Currently I am really depressed. I have been depressed since I got here, and thought it would get better over time with school. But school and knowing that this isn’t want I wanted to do made it worse. Now I’m confused on what I really want to do and I have to keep moving forward to figure it out.
I really miss Suji. She wasn’t a factor in making the decision to go home. It does though make me happy that I will be there with her again. It was hard being away from her which added to my depression. I just hope I can figure out what I want to do and she figures out what she wants to do and we both do what we like.
I never know what I like I guess until I try it. I might just like being a manager at a store or something. I will never know until I try. But I’m also scared that I will never find something I really like. I will go to the career center at CSU and try to get some help there.
I just wonder what I will end up doing. My professors said that I could go back for a MBA, but that would put me in a situation of I still don’t know what I want to do and going to school for something I don’t know about would be a waste of time.
I’m thinking… get a job in a general area, find an area within the general area, go back to school for a little bit, see if I like the area, then go from there.
Well… other than that for being new important news… I still haven’t done shit in Seattle. I haven’t seen any of the attractions and I don’t know if I even will. I had planned on seeing it all when Suji would come in Jan, but since that won’t happen I won’t be able to see anything unless I go alone. I don’t know what I really want to see. I was more interested in doing that kind of stuff with Suji or someone else.

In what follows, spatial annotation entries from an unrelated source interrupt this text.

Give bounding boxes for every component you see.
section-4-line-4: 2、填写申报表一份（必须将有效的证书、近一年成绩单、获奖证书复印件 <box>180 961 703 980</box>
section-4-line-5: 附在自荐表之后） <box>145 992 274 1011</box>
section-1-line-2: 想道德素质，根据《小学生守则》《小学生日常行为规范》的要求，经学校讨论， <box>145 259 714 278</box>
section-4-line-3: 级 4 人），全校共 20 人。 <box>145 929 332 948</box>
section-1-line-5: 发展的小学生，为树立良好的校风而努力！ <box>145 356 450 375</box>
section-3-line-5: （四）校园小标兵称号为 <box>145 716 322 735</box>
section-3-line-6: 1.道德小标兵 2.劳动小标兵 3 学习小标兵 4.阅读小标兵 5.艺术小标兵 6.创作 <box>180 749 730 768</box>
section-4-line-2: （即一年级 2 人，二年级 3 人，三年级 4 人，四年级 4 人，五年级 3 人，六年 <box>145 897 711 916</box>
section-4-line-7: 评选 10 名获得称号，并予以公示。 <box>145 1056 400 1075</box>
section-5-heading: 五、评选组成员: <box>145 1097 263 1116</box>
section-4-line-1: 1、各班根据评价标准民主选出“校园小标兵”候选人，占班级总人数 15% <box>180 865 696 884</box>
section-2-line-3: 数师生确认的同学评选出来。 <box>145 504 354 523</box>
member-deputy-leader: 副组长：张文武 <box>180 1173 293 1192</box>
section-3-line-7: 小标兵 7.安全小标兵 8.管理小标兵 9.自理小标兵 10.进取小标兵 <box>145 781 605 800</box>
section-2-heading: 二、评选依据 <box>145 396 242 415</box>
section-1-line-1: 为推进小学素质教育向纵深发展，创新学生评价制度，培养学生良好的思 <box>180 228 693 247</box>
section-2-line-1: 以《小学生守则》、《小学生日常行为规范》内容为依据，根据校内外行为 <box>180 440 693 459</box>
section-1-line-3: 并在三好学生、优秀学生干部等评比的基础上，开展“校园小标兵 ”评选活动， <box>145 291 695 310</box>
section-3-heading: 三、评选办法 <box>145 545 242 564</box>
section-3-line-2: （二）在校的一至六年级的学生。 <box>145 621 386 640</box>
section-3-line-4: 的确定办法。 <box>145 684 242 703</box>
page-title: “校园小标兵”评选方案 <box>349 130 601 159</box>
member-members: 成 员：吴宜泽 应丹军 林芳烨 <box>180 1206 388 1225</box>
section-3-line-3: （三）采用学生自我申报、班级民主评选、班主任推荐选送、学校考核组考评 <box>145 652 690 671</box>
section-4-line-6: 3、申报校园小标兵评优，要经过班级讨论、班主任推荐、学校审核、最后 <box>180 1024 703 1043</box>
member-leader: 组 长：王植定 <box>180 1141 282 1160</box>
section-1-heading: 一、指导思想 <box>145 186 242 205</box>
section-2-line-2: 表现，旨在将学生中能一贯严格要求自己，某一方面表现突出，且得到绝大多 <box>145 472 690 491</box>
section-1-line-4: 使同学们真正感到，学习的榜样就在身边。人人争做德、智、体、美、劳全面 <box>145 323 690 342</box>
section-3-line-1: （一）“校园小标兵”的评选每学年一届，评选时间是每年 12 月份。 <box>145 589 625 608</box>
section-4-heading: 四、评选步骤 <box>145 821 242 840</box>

But now I don’t know.
I am a little sad to leave Yankee Candle. I do enjoy that job more than I have of any of my other jobs. I hope I will be able to get a job at the one in Loveland. It would be a good job to fall back on. It would be just a job to get me started and figuring out what I want to do. Also I would smell good all the time.
I guess life isn’t always easy or able to know where something will take me. But at least I know where I don’t want to go at the moment.
For the record… I’m happy I’m going home
Off the record… I’m a little sad to not be taking child and adolescent development. (The only class I really liked).
For the record… I’m glad I’m not going to be in school
Off the record… I will be in school again soon.
For the record… I love Suji
Off the record… I will get to live with Suji.